Impact (or impact-to-date) of the project/activity for people with ID/DD and their families
One family member participating in the CRAG described how consistently using the same interpreters significantly improved the quality of the language interpretation, which made it easier to fully participate in the discussions. Another important impact of the CRAG has been the leadership development of CRAG members A parent commented in her phone interview: “Okay, I do consider myself [a leader]. Because I enjoy defending the rights of others. I want to fight for those who can’t. I want to be the voice of those who do not speak. I want to be the feet of those who don’t walk, the ears of those who can’t hear. I want to be their voice, I want to be everything for those who can’t. That’s why I want to be a leader, I want to be heard.”

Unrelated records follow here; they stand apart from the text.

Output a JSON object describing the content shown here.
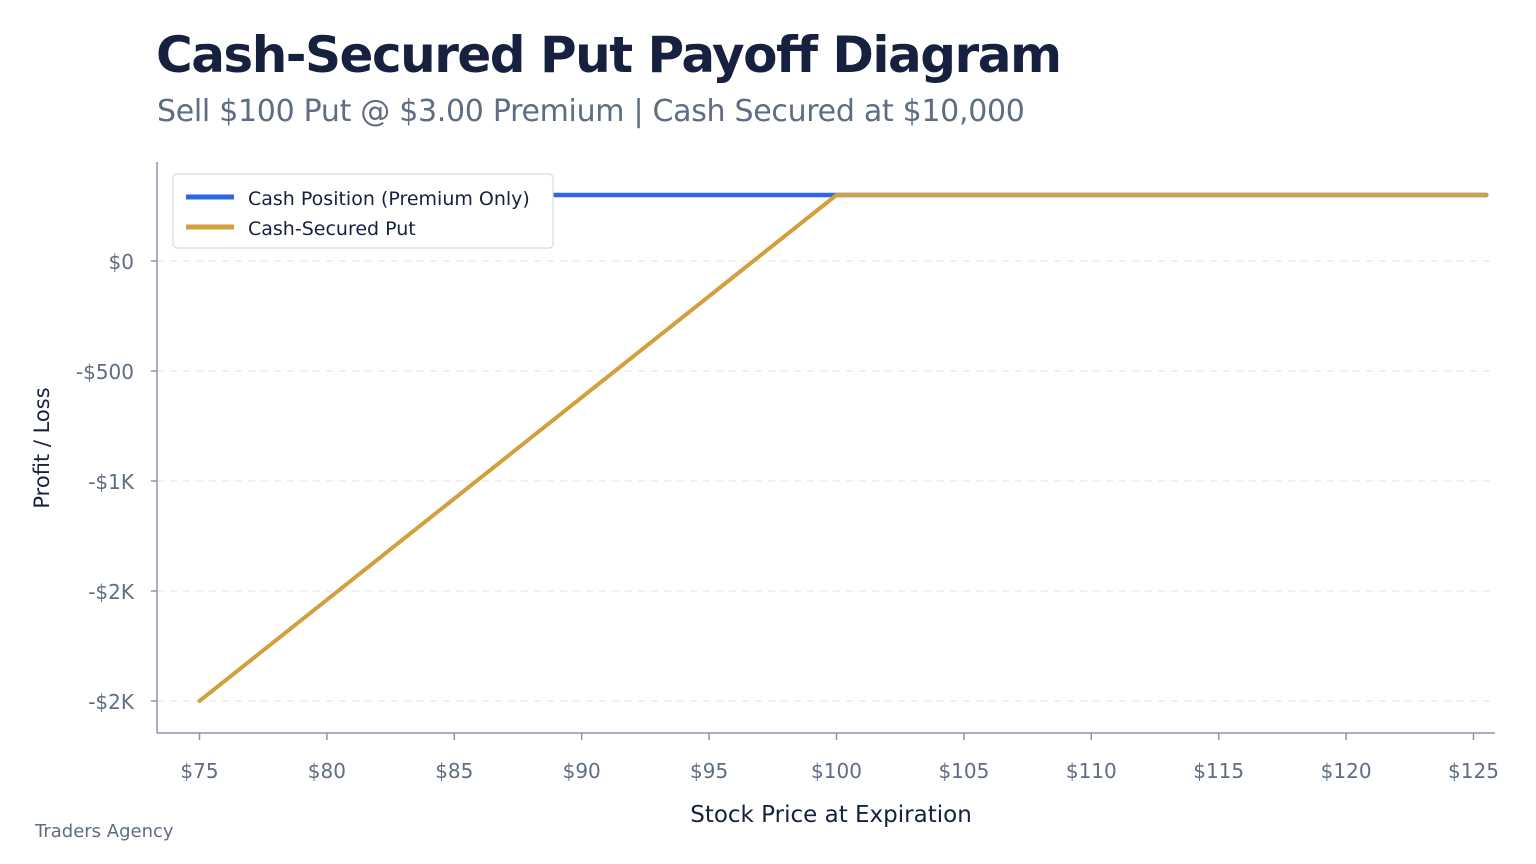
{
  "chart_data": {
    "type": "line",
    "title": "Cash-Secured Put Payoff Diagram",
    "subtitle": "Sell $100 Put @ $3.00 Premium | Cash Secured at $10,000",
    "xlabel": "Stock Price at Expiration",
    "ylabel": "Profit / Loss",
    "xlim": [
      73.3,
      125.5
    ],
    "ylim": [
      -2160,
      470
    ],
    "x_ticks": [
      75,
      80,
      85,
      90,
      95,
      100,
      105,
      110,
      115,
      120,
      125
    ],
    "x_tick_labels": [
      "$75",
      "$80",
      "$85",
      "$90",
      "$95",
      "$100",
      "$105",
      "$110",
      "$115",
      "$120",
      "$125"
    ],
    "y_ticks": [
      0,
      -500,
      -1000,
      -1500,
      -2000
    ],
    "y_tick_labels": [
      "$0",
      "-$500",
      "-$1K",
      "-$2K",
      "-$2K"
    ],
    "grid": "horizontal dashed",
    "legend_position": "top-left",
    "series": [
      {
        "name": "Cash Position (Premium Only)",
        "color": "#2f66e6",
        "x": [
          75,
          125.5
        ],
        "values": [
          300,
          300
        ]
      },
      {
        "name": "Cash-Secured Put",
        "color": "#d2a03c",
        "x": [
          75,
          100,
          125.5
        ],
        "values": [
          -2000,
          300,
          300
        ]
      }
    ]
  },
  "footer": {
    "brand": "Traders Agency"
  }
}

Family of a person with ID/DD
What were things like BEFORE you/your family/partner/community participated in the project/activity?
“I feel that the interpretation was not so good in the past and the sense of what I wanted to say or ask was lost during the interpretation.” – CRAG Member
What are things like AFTER you/family/partner/community participated in the project/activity?
“…consistently using the same interpreters significantly improved the quality of the language interpretation, which made it easier to fully participate in the discussions”
What was most beneficial to you/family/partner/community from participating in this project or practice?
“I think that the interpretation is very good now because the interpreters have a lot of knowledge on the subject that is being talked about.”
Role of the DD Council in achieving positive outcomes through this project.
Miguel Juarez is the Program Specialist who works with the CRAG.